Pour autant, comme le dit la députée de Paris » Annick Lepetit » : «le problème est que nous ne sommes pas d’accord sur grand-chose : les alliances, l’Europe, l’immigration ».
Le répit aura d’ailleurs été de courte durée, la publication d’un livre sur l’organisation des scrutins internes au P.S a suffi à redéterrer la hache de guerre entre Martine Aubry et Ségolène Royal.
Au-delà de la conjoncture politique du moment, face à la crise économique, c’est le modèle même de l’état providence social-démocrate qui est remis en cause dans sa capacité à générer des solutions innovantes et à ne pas être un « arbre sec » pour reprendre la formule de Jack Lang quand il parle de son parti.
La social-démocratie portait l’espérance d’une troisième voie entre le capitalisme sauvage et le socialisme administré. Cela n’est plus d’époque, car il n’existe plus ce type d’alternative. Il reste à approfondir la notion de Progressisme qui nous rassemble autour d’Eric Besson, comme une façon nouvelle de concilier l’efficacité politique et le progrès.
Pour la majorité présidentielle l’été a été riche en événements :
La reprise économique qui semble poindre est sans doute l’événement le plus important. Même s’il est trop tôt pour crier victoire, il ne faut pas bouder notre satisfaction de voir que les orientations prises à la fin de l’année dernière et l’action portée par le Président de la République, commencent à porter leurs fruits.
L’élargissement de la majorité présidentielle est aussi un des éléments importants de cet été avec les décisions de participation au comité de liaison prises par Philippe de Villiers et Paul Nihous.
On a tenté de créer une polémique sur ce sujet en opposant l’aile gauche de la majorité, dans laquelle se situent bien sûr les Progressistes et l’aile droite qui est celle des nouveaux venus.
Le style personnel, la sensibilité de Philippe de Villiers sont sans doute différents des nôtres, mais il n’y a aucune raison non plus de le diaboliser et encore moins comme le dit Eric Besson de penser que le centre de gravité de la majorité présidentielle va se déplacer. On peut même penser qu’il y a plus à craindre des méthodes d’Olivier Besancenot, jugé très fréquentable à gauche, que de celles de Philippe de Villiers qui n’a jamais remis en cause les principes républicains.
Après un été aussi riche sur le plan politique, c’est à la majorité présidentielle de faire en sorte que la rentrée soit chaude si cela veut dire organiser une mobilisation pour continuer les réformes, amplifier la reprise économique et préparer les projets des élections régionales.
Autant de chantiers sur lesquels les Progressistes ont hâte de jouer leur rôle.

jeudi 25 juin 2009

Après le discours du Président de la République à Versailles, rassemblons les Progressistes

Pour Gramsci la crise est ce qui sépare le neuf de l’ancien.
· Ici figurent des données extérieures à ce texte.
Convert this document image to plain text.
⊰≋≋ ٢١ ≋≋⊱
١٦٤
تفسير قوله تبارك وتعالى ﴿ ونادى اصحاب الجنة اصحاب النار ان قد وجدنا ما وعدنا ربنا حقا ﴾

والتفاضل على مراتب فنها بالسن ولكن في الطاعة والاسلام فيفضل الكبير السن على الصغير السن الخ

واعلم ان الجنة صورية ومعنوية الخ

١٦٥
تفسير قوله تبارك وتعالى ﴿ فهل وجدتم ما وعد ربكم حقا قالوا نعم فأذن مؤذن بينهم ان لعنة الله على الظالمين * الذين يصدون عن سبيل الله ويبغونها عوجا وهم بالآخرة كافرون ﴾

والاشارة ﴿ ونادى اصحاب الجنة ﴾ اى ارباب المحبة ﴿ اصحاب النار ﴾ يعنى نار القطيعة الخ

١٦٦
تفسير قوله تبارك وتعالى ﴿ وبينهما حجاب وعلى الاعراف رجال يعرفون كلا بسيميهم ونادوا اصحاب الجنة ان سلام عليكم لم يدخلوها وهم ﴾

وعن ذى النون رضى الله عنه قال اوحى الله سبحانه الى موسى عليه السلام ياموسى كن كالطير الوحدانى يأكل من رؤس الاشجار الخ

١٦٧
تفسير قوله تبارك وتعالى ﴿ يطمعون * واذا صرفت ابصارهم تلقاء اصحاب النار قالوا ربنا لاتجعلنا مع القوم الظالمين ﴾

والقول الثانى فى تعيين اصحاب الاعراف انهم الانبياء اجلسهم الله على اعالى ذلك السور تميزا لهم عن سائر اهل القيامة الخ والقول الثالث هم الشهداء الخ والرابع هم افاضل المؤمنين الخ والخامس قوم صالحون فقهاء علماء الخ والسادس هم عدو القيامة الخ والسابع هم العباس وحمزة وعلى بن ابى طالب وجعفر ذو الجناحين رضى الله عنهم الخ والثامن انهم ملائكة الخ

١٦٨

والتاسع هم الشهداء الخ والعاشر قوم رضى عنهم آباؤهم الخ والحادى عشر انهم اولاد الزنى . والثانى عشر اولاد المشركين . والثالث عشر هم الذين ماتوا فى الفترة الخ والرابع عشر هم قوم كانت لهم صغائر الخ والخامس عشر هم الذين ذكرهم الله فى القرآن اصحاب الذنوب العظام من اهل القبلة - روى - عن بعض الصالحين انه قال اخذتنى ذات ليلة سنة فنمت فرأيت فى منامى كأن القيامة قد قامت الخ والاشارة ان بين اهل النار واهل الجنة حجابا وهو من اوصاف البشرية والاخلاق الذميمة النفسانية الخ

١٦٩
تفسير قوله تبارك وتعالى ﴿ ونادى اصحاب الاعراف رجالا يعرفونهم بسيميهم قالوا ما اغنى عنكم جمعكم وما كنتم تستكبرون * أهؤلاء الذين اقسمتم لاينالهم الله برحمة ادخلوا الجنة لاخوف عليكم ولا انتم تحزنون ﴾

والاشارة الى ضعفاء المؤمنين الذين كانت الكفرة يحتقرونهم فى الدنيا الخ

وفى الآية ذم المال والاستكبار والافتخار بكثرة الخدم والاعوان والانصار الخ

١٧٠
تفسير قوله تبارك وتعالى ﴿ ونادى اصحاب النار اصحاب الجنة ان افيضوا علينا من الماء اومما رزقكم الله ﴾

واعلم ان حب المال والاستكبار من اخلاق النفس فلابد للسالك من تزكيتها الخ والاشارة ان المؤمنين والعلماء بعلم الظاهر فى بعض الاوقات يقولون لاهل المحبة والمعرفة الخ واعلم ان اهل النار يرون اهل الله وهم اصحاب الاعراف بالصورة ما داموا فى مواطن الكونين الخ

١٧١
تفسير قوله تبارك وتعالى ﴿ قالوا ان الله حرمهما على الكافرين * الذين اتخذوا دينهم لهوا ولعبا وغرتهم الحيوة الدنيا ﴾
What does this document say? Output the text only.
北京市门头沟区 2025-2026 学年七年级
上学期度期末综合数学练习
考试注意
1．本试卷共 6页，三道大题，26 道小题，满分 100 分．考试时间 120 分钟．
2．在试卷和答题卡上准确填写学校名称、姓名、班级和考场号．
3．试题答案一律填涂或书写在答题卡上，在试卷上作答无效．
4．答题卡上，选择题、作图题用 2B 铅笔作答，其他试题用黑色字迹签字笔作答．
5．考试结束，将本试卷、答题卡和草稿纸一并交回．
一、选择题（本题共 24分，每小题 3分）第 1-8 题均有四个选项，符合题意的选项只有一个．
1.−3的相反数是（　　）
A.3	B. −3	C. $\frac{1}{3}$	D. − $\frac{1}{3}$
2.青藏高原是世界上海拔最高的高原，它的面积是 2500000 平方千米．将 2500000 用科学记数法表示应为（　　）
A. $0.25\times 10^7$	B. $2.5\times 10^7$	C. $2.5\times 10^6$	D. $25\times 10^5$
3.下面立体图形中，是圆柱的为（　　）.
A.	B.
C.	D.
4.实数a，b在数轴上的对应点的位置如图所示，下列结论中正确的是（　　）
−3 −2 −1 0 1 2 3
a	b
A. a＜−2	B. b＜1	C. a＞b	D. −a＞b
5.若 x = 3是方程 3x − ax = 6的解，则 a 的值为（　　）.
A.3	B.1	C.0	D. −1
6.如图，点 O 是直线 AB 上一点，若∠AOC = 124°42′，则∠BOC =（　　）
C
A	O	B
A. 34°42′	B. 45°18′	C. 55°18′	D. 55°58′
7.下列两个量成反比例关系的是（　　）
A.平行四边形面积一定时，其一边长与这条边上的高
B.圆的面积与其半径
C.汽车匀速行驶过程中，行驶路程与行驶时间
Le Président de la République dans son discours de Versailles, le dit avec d’autres mots : « rien ne sera plus comme avant ». Après avoir évité que la voiture sorte de la route à la fin de l’année dernière, il faut maintenant la redémarrer et surtout définir le parcours que l’on propose aux français. C’est bien le sens de l'allocution de Nicolas SARKOZY.
Il revient aux formations politiques de la majorité présidentielle d’organiser le mouvement qui accompagnera les réformes et créera les conditions de leur succès.
Nul ne peut affirmer quand nous sortirons de la crise financière dans laquelle est plongée l’ensemble du monde, même si quelques signaux positifs peuvent nous laisser espérer que l’issue pourrait ne pas être trop éloignée.
Ce qui est certain par contre, c’est qu’elle a profondément modifié le contexte politique de la plupart des démocraties développées.
Ce qui ressort particulièrement, c’est que le clivage droite gauche qui organise notamment la vie politique en Europe n’aura pas résisté à l’épreuve de la tourmente. Quand le Président des Etats-Unis nationalise l’industrie automobile et quand quelques années auparavant Lionel Jospin privatise France Télécom, qui peut penser encore que les frontières qui séparent la droite de la Gauche portent sur le rôle de l’état ?
Quand Nicolas Sarkozy organise la régulation financière à l’échelon européen puis la propose à l’échelon mondial au sommet du G20, il suscite l’adhésion de gouvernements classés à droite, comme à gauche.
Les dernières élections européennes l’ont montré, dans la plupart des pays le modèle social-démocrate s’est épuisé, car il peine à faire entendre une différence dans les réponses à apporter à la crise et encore plus d’ailleurs à apporter des idées nouvelles quand l’heure est au pragmatisme, à la volonté politique, à l’audace des expérimentations. Quelque part les partis sociaux-démocrates revivent l’histoire des partis communistes après la chute du mur de Berlin : le monde a changé et cela s’est fait sans eux.
En France le recul du Parti Socialiste, la stagnation du Parti Communiste et de son allié, le tassement de l’extrême gauche montrent à l’évidence que ce n’est plus à gauche, encore moins dans son impossible rassemblement, que réside l’espoir d’un renouveau politique.
Ce qui est particulièrement nouveau c’est la porosité des clivages électoraux. Pour reprendre l’excellente expression de Jean-Louis Bourlanges, de nombreuses personnes qui pourraient trouver leurs repères de Strauss-kahn à Balladur, se sentent aujourd’hui orphelins pour ne pas avoir de réponse politique à leurs aspirations. Ils sont devenus des « sans famille » errant d’un scrutin à l’autre tel le héros du roman à la recherche d’un foyer, allant du Modem aux Ecologistes ou pourquoi pas demain se ralliant à un improbable rénovateur socialiste.
Cette mouvance ne se retrouve pas aujourd’hui dans la majorité présidentielle et c’est un des enjeux forts de ce moment politique que d’en comprendre les raisons, d’interpréter aussi les messages que cet électorat adresse en déplaçant ses scrutins.
Pourtant ce qui nous rassemble est plus important que ce qui nous sépare : réformisme, modernité, innovation politique, priorité donnée à l’action sociale, à l’environnement.
Sans doute les caricatures qui sont faites de la majorité présidentielle peuvent elles empêcher cet électorat de se retrouver à nos côtés : caporalisme, uniformité, manque de transparence.
Cela suppose qu’une culture de débat se développe au sein de la majorité présidentielle. Partir de l’idée que la vérité n’est jamais celle d’un camp, s’enrichir des différences, trouver plaisir au débat politique, voilà quelques unes des valeurs qui font agir les Progressistes.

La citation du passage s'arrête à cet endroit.